Generally, we see that if the model detects objects, it does so with the class we expect. Class confusion is rare. Our errors are primarily related to false negatives.

Finally, we verified whether our model could still detect the base classes on which it was pre-trained after completing the training. Models like Florence-2 or PaliGemma may lose some of the capabilities of the pre-trained model as a result of fine-tuning. 

Figure 11. Test of fine-tuned Florence-2 capabilities on Object Detection task on image not belonging to the custom dataset. The model can still detect COCO classes.

Our test is hardly extensive - it's just one image - but it seems that the model can still detect classes from the COCO dataset.

Conclusion

Florence-2 is an excellent model with a wide range of supported tasks out of the box. However, if the pre-trained model lacks knowledge about the objects we are looking for, it is possible to fine-tune the model on a custom dataset.

Florence-2 performs worse as a detection model than models created solely for this purpose, such as the latest YOLO models.
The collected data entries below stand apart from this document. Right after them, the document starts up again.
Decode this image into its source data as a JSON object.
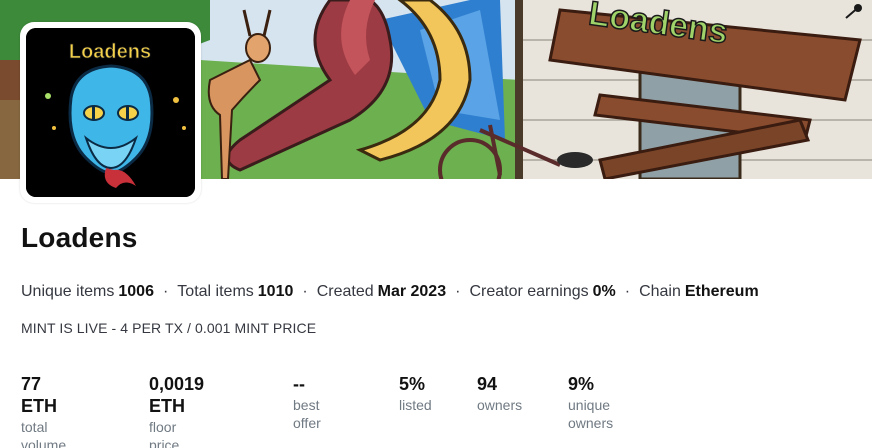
{
  "collection": {
    "name": "Loadens",
    "banner_sign_text": "Loadens",
    "avatar_text": "Loadens"
  },
  "meta": [
    {
      "label": "Unique items",
      "value": "1006"
    },
    {
      "label": "Total items",
      "value": "1010"
    },
    {
      "label": "Created",
      "value": "Mar 2023"
    },
    {
      "label": "Creator earnings",
      "value": "0%"
    },
    {
      "label": "Chain",
      "value": "Ethereum"
    }
  ],
  "meta_separator": "·",
  "description": "MINT IS LIVE - 4 PER TX / 0.001 MINT PRICE",
  "stats": [
    {
      "value": "77 ETH",
      "label": "total volume"
    },
    {
      "value": "0,0019 ETH",
      "label": "floor price"
    },
    {
      "value": "--",
      "label": "best offer"
    },
    {
      "value": "5%",
      "label": "listed"
    },
    {
      "value": "94",
      "label": "owners"
    },
    {
      "value": "9%",
      "label": "unique owners"
    }
  ],
  "colors": {
    "sky": "#d6e4ef",
    "grass": "#6cb04f",
    "slide_red": "#9c3b43",
    "slide_yellow": "#f2c65a",
    "tent_blue": "#2f7fd0",
    "wall": "#e8e4dc",
    "wood": "#8a4c2e",
    "snake_blue": "#3fb6e8"
  }
}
However, even if it achieves a lower mAP, it has several advantages:

  • The fine-tuned model can still detect base classes belonging to the COCO dataset. This can be useful, for example, if we are building an app capable of detecting cars and license plates, we no longer need two separate models. The fine-tuned Florence-2 can detect both classes.
  • Florence-2 can perform multiple tasks. Continuing our example with the app that detects cars and license plates, if we additionally want to read the license plate number, we still only need one model. Florence-2 can perform OCR, among other things, and is very good at it.
Figure 12. An example of Florence-2's capabilities on the Object Character Recognition (OCR) task. Source: X post by Dylan Freedman.

Additionally, fine-tuning Florence-2 for object detection is less time-intensive than PaliGemma, especially if there is more than one object in the images belonging to our dataset or if our dataset contains many classes.